Fear began to rise in him again. Fear, and a desolating sorrow. Never to see Sophia again. Never to do even the simplest things, get up and walk, see, breathe. It was more than he could bear.
He fought to find his balance.
I cannot save myself from dying. But I can decide how I will use these last moments of life.
He wanted to tell this man, who had been his greatest enemy all along, how he had tricked him and how close he had come to thwarting their grand design of an alliance of Christians and Tartars to destroy Islam. It would make up, in a small way, for all today's defeats. For himself, that was all he wanted now. Very soon now, he would go up to paradise.
But Sophia and Lorenzo, Ugolini and Tilia, would have to struggle on in this world after he was gone. He must protect them.
"Tell me," Simon prompted.
"My father was the Sire Geoffrey Langmuir of Ascalon," he began. "My mother was Lady Evelyn." He told de Gobignon of his capture by the army of Egypt, his rearing as a Mameluke in a barracks on the Nile. He tried to explain what a Mameluke was, and what code he lived by. He told of his acceptance of Islam, his first battles.

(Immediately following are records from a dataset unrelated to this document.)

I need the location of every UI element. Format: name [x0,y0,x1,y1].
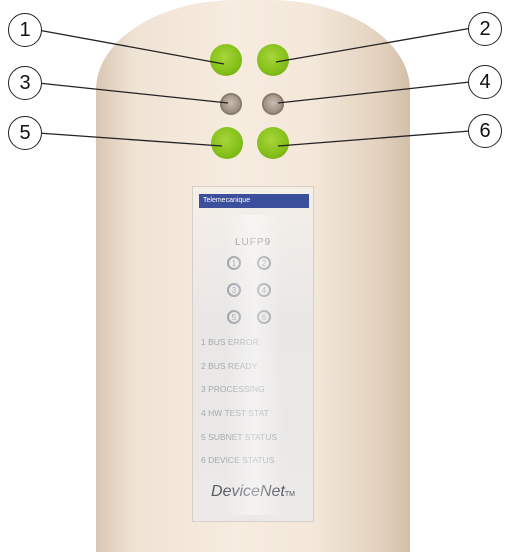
callout-6: 6 [468,114,502,148]
callout-3: 3 [8,66,42,100]
callout-4: 4 [468,65,502,99]
callout-5: 5 [8,116,42,150]
glare-highlight [224,215,284,515]
callout-1: 1 [8,13,42,47]
brand-strip: Telemecanique [199,194,309,208]
callout-2: 2 [468,12,502,46]
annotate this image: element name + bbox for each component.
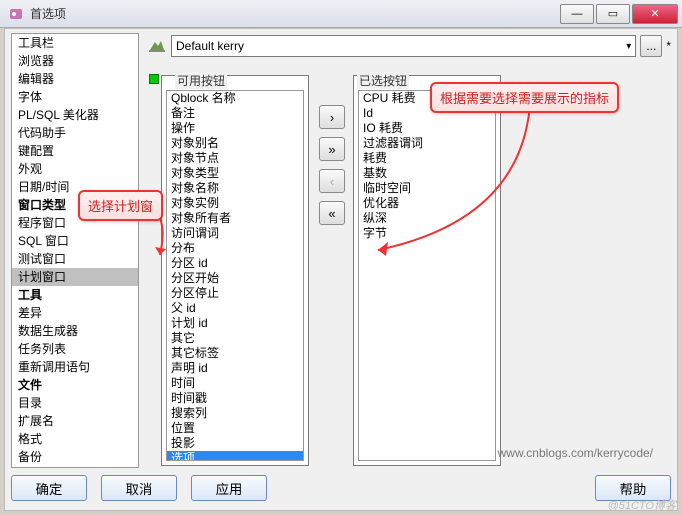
nav-item[interactable]: 重新调用语句 [12,358,138,376]
list-item[interactable]: 对象类型 [167,166,303,181]
list-item[interactable]: 对象名称 [167,181,303,196]
list-item[interactable]: 选项 [167,451,303,461]
maximize-button[interactable]: ▭ [596,4,630,24]
titlebar: 首选项 — ▭ ✕ [0,0,682,28]
list-item[interactable]: 声明 id [167,361,303,376]
nav-item[interactable]: 键配置 [12,142,138,160]
available-listbox[interactable]: Qblock 名称备注操作对象别名对象节点对象类型对象名称对象实例对象所有者访问… [166,90,304,461]
nav-item[interactable]: 计划窗口 [12,268,138,286]
remove-all-button[interactable]: « [319,201,345,225]
list-item[interactable]: 其它 [167,331,303,346]
list-item[interactable]: 备注 [167,106,303,121]
profile-more-button[interactable]: ... [640,35,662,57]
selected-label: 已选按钮 [357,72,409,89]
annotation-arrow-2 [370,100,540,260]
list-item[interactable]: 时间 [167,376,303,391]
list-item[interactable]: 操作 [167,121,303,136]
apply-button[interactable]: 应用 [191,475,267,501]
nav-item[interactable]: 测试窗口 [12,250,138,268]
nav-item[interactable]: 工具栏 [12,34,138,52]
nav-item[interactable]: 任务列表 [12,340,138,358]
close-button[interactable]: ✕ [632,4,678,24]
list-item[interactable]: 分区开始 [167,271,303,286]
available-group: Qblock 名称备注操作对象别名对象节点对象类型对象名称对象实例对象所有者访问… [161,75,309,466]
list-item[interactable]: Qblock 名称 [167,91,303,106]
add-button[interactable]: › [319,105,345,129]
nav-item[interactable]: 扩展名 [12,412,138,430]
list-item[interactable]: 时间戳 [167,391,303,406]
list-item[interactable]: 对象节点 [167,151,303,166]
nav-item[interactable]: 浏览器 [12,52,138,70]
nav-header: 工具 [12,286,138,304]
minimize-button[interactable]: — [560,4,594,24]
nav-item[interactable]: 数据生成器 [12,322,138,340]
list-item[interactable]: 其它标签 [167,346,303,361]
annotation-callout-2: 根据需要选择需要展示的指标 [430,82,619,113]
list-item[interactable]: 投影 [167,436,303,451]
nav-item[interactable]: 格式 [12,430,138,448]
list-item[interactable]: 分区停止 [167,286,303,301]
list-item[interactable]: 父 id [167,301,303,316]
nav-item[interactable]: 备份 [12,448,138,466]
nav-item[interactable]: 字体 [12,88,138,106]
list-item[interactable]: 搜索列 [167,406,303,421]
annotation-callout-1: 选择计划窗 [78,190,163,221]
nav-item[interactable]: 代码助手 [12,124,138,142]
remove-button[interactable]: ‹ [319,169,345,193]
watermark-url: www.cnblogs.com/kerrycode/ [498,446,653,460]
ok-button[interactable]: 确定 [11,475,87,501]
nav-item[interactable]: 目录 [12,394,138,412]
nav-header: 文件 [12,376,138,394]
profile-value: Default kerry [176,39,244,53]
profile-combo[interactable]: Default kerry ▾ [171,35,636,57]
nav-item[interactable]: 差异 [12,304,138,322]
profile-dirty-star: * [666,39,671,53]
window-title: 首选项 [30,5,558,22]
category-tree[interactable]: 工具栏浏览器编辑器字体PL/SQL 美化器代码助手键配置外观日期/时间窗口类型程… [11,33,139,468]
available-label: 可用按钮 [175,72,227,89]
list-item[interactable]: 计划 id [167,316,303,331]
status-indicator-icon [149,74,159,84]
profile-icon [147,36,167,56]
nav-item[interactable]: 编辑器 [12,70,138,88]
list-item[interactable]: 对象别名 [167,136,303,151]
nav-item[interactable]: SQL 窗口 [12,232,138,250]
nav-item[interactable]: HTML/XML [12,466,138,468]
site-watermark: @51CTO博客 [608,497,676,513]
button-bar: 确定 取消 应用 帮助 [11,472,671,504]
nav-item[interactable]: 外观 [12,160,138,178]
chevron-down-icon: ▾ [626,41,631,52]
nav-item[interactable]: PL/SQL 美化器 [12,106,138,124]
list-item[interactable]: 位置 [167,421,303,436]
add-all-button[interactable]: » [319,137,345,161]
cancel-button[interactable]: 取消 [101,475,177,501]
app-icon [8,6,24,22]
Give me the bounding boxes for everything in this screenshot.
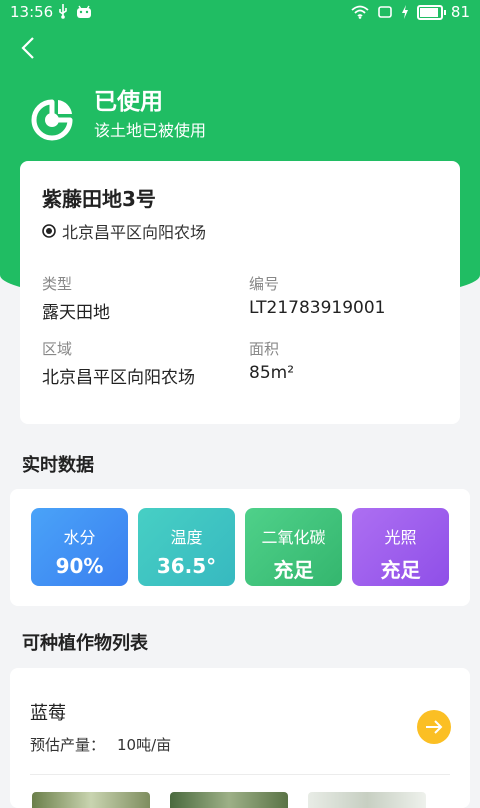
- field-name: 紫藤田地3号: [42, 187, 156, 211]
- field-address-text: 北京昌平区向阳农场: [62, 223, 207, 242]
- type-value: 露天田地: [42, 303, 110, 323]
- id-value: LT21783919001: [249, 298, 386, 318]
- crop-yield-value: 10吨/亩: [117, 736, 172, 754]
- in-use-status-icon: [31, 99, 73, 141]
- status-time: 13:56: [10, 3, 54, 21]
- charging-icon: [401, 5, 408, 19]
- status-subtitle: 该土地已被使用: [94, 121, 207, 140]
- battery-level: [419, 7, 438, 17]
- screen-rotate-icon: [378, 6, 392, 18]
- crops-section-title: 可种植作物列表: [22, 633, 148, 654]
- tile-label: 水分: [63, 528, 96, 547]
- wifi-icon: [351, 5, 369, 19]
- temperature-tile[interactable]: 温度 36.5°: [138, 508, 235, 586]
- field-info-card: 紫藤田地3号 北京昌平区向阳农场 类型 露天田地 编号 LT2178391900…: [20, 161, 460, 424]
- crop-detail-button[interactable]: [417, 710, 451, 744]
- tile-value: 充足: [273, 558, 314, 582]
- tile-label: 光照: [384, 528, 417, 547]
- status-bar: 13:56 81: [0, 0, 480, 26]
- crop-yield: 预估产量： 10吨/亩: [30, 734, 171, 755]
- tile-value: 90%: [55, 554, 104, 578]
- status-title: 已使用: [94, 89, 163, 115]
- back-button[interactable]: [14, 36, 42, 64]
- crop-photo-thumbnail[interactable]: [308, 792, 426, 808]
- arrow-right-icon: [426, 720, 443, 734]
- tile-label: 温度: [170, 528, 203, 547]
- field-address: 北京昌平区向阳农场: [42, 219, 206, 243]
- crop-photo-thumbnail[interactable]: [32, 792, 150, 808]
- area-label: 面积: [249, 340, 280, 358]
- crop-photo-thumbnail[interactable]: [170, 792, 288, 808]
- location-target-icon: [42, 224, 56, 238]
- divider: [30, 774, 450, 775]
- realtime-data-panel: 水分 90% 温度 36.5° 二氧化碳 充足 光照 充足: [10, 489, 470, 606]
- chevron-left-icon: [21, 37, 34, 59]
- moisture-tile[interactable]: 水分 90%: [31, 508, 128, 586]
- id-label: 编号: [249, 275, 280, 293]
- crop-list-panel: 蓝莓 预估产量： 10吨/亩: [10, 668, 470, 808]
- usb-icon: [59, 4, 67, 19]
- crop-name: 蓝莓: [30, 703, 66, 724]
- light-tile[interactable]: 光照 充足: [352, 508, 449, 586]
- battery-icon: [416, 4, 446, 20]
- type-label: 类型: [42, 275, 73, 293]
- tile-value: 充足: [380, 558, 421, 582]
- tile-value: 36.5°: [156, 554, 217, 578]
- region-label: 区域: [42, 340, 73, 358]
- co2-tile[interactable]: 二氧化碳 充足: [245, 508, 342, 586]
- tile-label: 二氧化碳: [261, 528, 326, 547]
- realtime-section-title: 实时数据: [22, 455, 94, 476]
- area-value: 85m²: [249, 363, 295, 383]
- battery-percent: 81: [450, 3, 470, 21]
- region-value: 北京昌平区向阳农场: [42, 368, 195, 388]
- android-icon: [77, 5, 91, 18]
- crop-yield-label: 预估产量：: [30, 736, 106, 754]
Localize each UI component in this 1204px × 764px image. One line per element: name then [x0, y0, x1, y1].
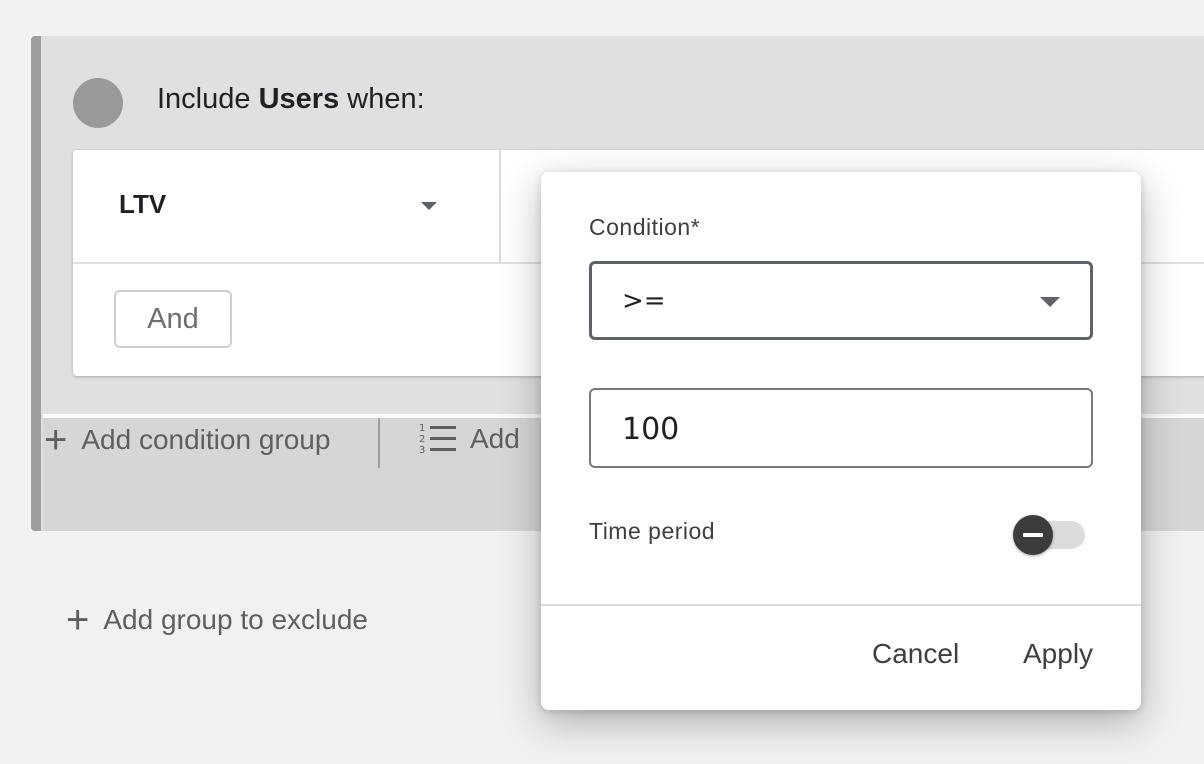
add-condition-group-button[interactable]: + Add condition group	[44, 420, 330, 460]
condition-select[interactable]: >=	[589, 261, 1093, 340]
add-sequence-button[interactable]: 1 2 3 Add	[418, 422, 520, 456]
popup-divider	[541, 604, 1141, 606]
footer-divider	[378, 418, 380, 468]
plus-icon: +	[44, 418, 68, 462]
group-title-scope[interactable]: Users	[259, 83, 340, 115]
chevron-down-icon	[1040, 297, 1060, 307]
add-condition-group-label: Add condition group	[81, 424, 331, 455]
cancel-button[interactable]: Cancel	[872, 638, 959, 670]
group-indicator-dot	[73, 78, 123, 128]
svg-text:1: 1	[419, 423, 425, 434]
condition-label: Condition*	[589, 214, 701, 240]
time-period-label: Time period	[589, 518, 716, 544]
group-stripe	[31, 36, 41, 531]
add-sequence-label: Add	[470, 423, 520, 454]
group-title-prefix: Include	[157, 83, 251, 115]
dimension-label: LTV	[119, 189, 167, 219]
chevron-down-icon	[421, 202, 437, 210]
svg-text:2: 2	[419, 434, 425, 445]
group-title: Include Users when:	[157, 83, 425, 116]
dimension-select[interactable]: LTV	[73, 150, 501, 262]
add-group-to-exclude-button[interactable]: + Add group to exclude	[66, 600, 368, 640]
and-button[interactable]: And	[114, 290, 232, 348]
condition-value: >=	[622, 286, 666, 316]
apply-button[interactable]: Apply	[1023, 638, 1093, 670]
value-input[interactable]: 100	[589, 388, 1093, 468]
group-title-suffix: when:	[347, 83, 425, 115]
add-group-to-exclude-label: Add group to exclude	[103, 604, 368, 635]
time-period-toggle[interactable]	[1013, 515, 1085, 555]
svg-text:3: 3	[419, 445, 425, 456]
plus-icon: +	[66, 598, 90, 642]
numbered-list-icon: 1 2 3	[419, 423, 456, 456]
toggle-knob-icon	[1013, 515, 1053, 555]
condition-popup: Condition* >= 100 Time period Cancel App…	[541, 172, 1141, 710]
value-input-text: 100	[622, 412, 680, 447]
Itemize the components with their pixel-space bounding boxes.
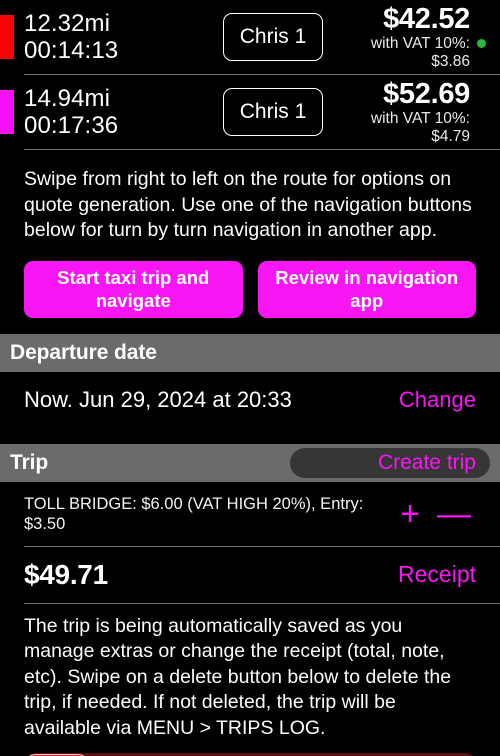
route-distance: 14.94mi <box>24 85 111 112</box>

As he spoke, his eyes wandered, and he saw the red sun half hidden by the wooded western hills. He felt the air growing colder, and he shivered. The chill was not in the air alone. His arms and legs were numb, as if they were freezing.
"Give me your cloak, Valery," de Gobignon said, and in a moment a red cloak was being spread over him.
"You were at Mansura, where my father fought," de Gobignon said.